OSS/ Well known frameworks: Airbnb Zipline, Uber’s Michaelangelo Palette, Facebook’s FBLearner, Kubeflow

Enterprise Startups: Tecton, Scribble, Hopsworks from LogicalClocks

References:

https://www.tecton.ai/blog/what-is-a-feature-store/
https://www.scribbledata.io/resources-feature-store-guide
https://hackernoon.com/the-essential-architectures-for-every-data-scientist-and-big-data-engineer-f21u3e5c

Model management and experiment management

Once models are trained, they can be cataloged and tracked using model management systems.

Data Scientists also have to work with Business/ Product teams to run multiple experiments. Large teams would need to track changes to models during experiments in a scalable way, which involves capturing things like code versions, data versions, hyperparameters, environment, and metrics.

The key challenge lies in supporting popular model frameworks, like XGBoost, TensorFlow, Keras, Pytorch, Scikit Learn, LightGBM.

OSS/ Well known frameworks: MLFlow, TensorBoard

Enterprise Startups: Weights and Biases, Neptune, Comet ML, Paperspace Gradient

References:

https://towardsdatascience.com/tracking-ml-experiments-using-mlflow-7910197091bb

Model serving/deployment

Once models are trained and need to be deployed either to serve as part of live applications or for offline scoring, you need a consistent and reliable mechanism within the company. Model serving and deployment requires a few different considerations:

  1. CPU/GPU/TPU based environments
  2. Support for composable, stacked models
  3. Model dependency management

Many enterprises, fresh from their digital transformation journeys, recognize the need for standardized deployment formats across teams to drive efficiencies.

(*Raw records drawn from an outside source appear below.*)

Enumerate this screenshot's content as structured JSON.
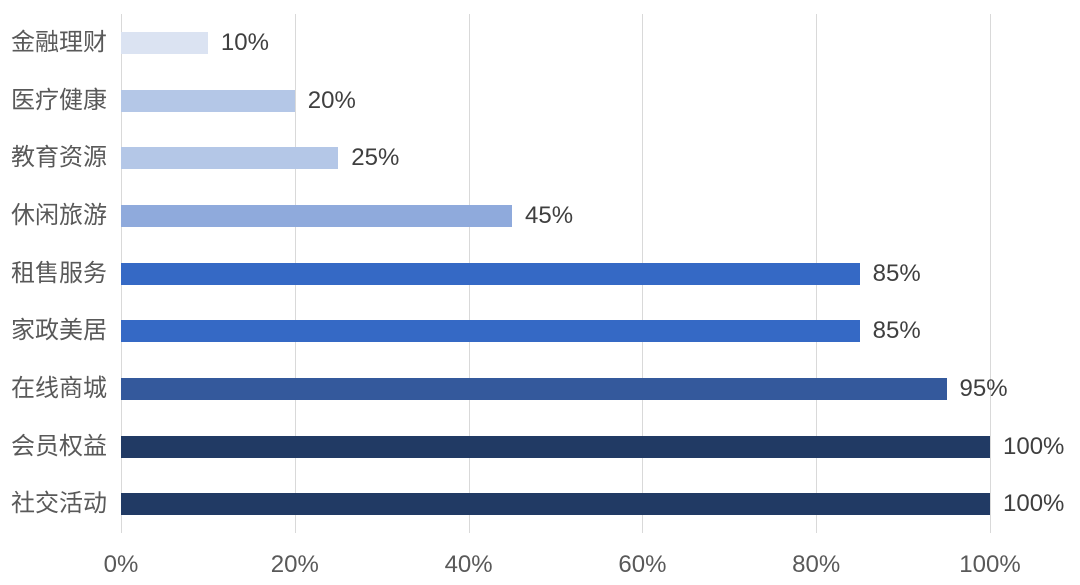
{
  "chart_data": {
    "type": "bar",
    "orientation": "horizontal",
    "title": "",
    "xlabel": "",
    "ylabel": "",
    "categories": [
      "金融理财",
      "医疗健康",
      "教育资源",
      "休闲旅游",
      "租售服务",
      "家政美居",
      "在线商城",
      "会员权益",
      "社交活动"
    ],
    "values": [
      10,
      20,
      25,
      45,
      85,
      85,
      95,
      100,
      100
    ],
    "value_labels": [
      "10%",
      "20%",
      "25%",
      "45%",
      "85%",
      "85%",
      "95%",
      "100%",
      "100%"
    ],
    "bar_colors": [
      "#dbe3f2",
      "#b4c7e7",
      "#b4c7e7",
      "#8faadc",
      "#3569c5",
      "#3569c5",
      "#34599c",
      "#213a64",
      "#213a64"
    ],
    "x_ticks": [
      "0%",
      "20%",
      "40%",
      "60%",
      "80%",
      "100%"
    ],
    "x_tick_values": [
      0,
      20,
      40,
      60,
      80,
      100
    ],
    "xlim": [
      0,
      100
    ],
    "grid": "vertical",
    "legend": "none",
    "colors": {
      "gridline": "#d9d9d9",
      "category_label": "#595959",
      "value_label": "#3f3f3f",
      "axis_label": "#595959",
      "background": "#ffffff"
    }
  }
}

As a result, containerized model formats are gaining popularity as Kubernetes can be used to serve them up at scale while hiding the complexity of scaling, memory, and CPU utilization.

OSS/ Well known frameworks: KF Serving, TF Serving, Seldon core

Enterprise Startups: Algorithmia, Seldon, AnyScale, Paperspace Gradient

Cloud Vendors: AWS Sagemaker

References:

https://huyenchip.com/2020/06/22/mlops.html

Model monitoring and explainability

Once models are deployed in production, keeping an eye on their performance is key to ensure you get the ROI for all the hard work the teams have put in to reach your business goals. The basic premise of machine learning, which is to train and come up with a generalized model for unseen data can actually be validated through constant monitoring in production.

Model training is not a one-time process. Models need to be updated and re-trained over time. Model monitoring solutions mainly look for bias, drift, outliers, data quality issues, and also overall performance of the model over time, which inform retraining decisions. Model monitoring solutions also allow for comparison of challenger-champion models and help speed up the model promotion process.

Model explainability takes a step further into inspecting why the model makes a decision. Techniques like LIME and SHAP, work well for simpler models, but for more advanced insights for deep learning models, techniques like Integrated Gradients offer deeper visibility into the attributions of the different features, and their interactions, especially for deep learning models.

OSS/ Well known frameworks (Explainability): SHAP, LIME, Captum

Enterprise Startups: Fiddler, Arthur, Arize

Cloud Vendors: AWS Sagemaker

Referenceshttps://blog.fiddler.ai/2020/04/explainable-monitoring-stop-flying-blind-and-monitor-your-ai/

If you think there’s any other key component that didn’t make it to the list, please leave a comment, so that I can follow up!

*Update 1 on 12/7/20: AWS announced 3 new Sagemaker services during the AWS re:Invent on 12/1/20

  1. AWS Sagemaker feature store
  2. AWS Sagemaker data wrangler
  3. AWS Sagemaker pipelines, which is different from the AWS Data pipeline mentioned above.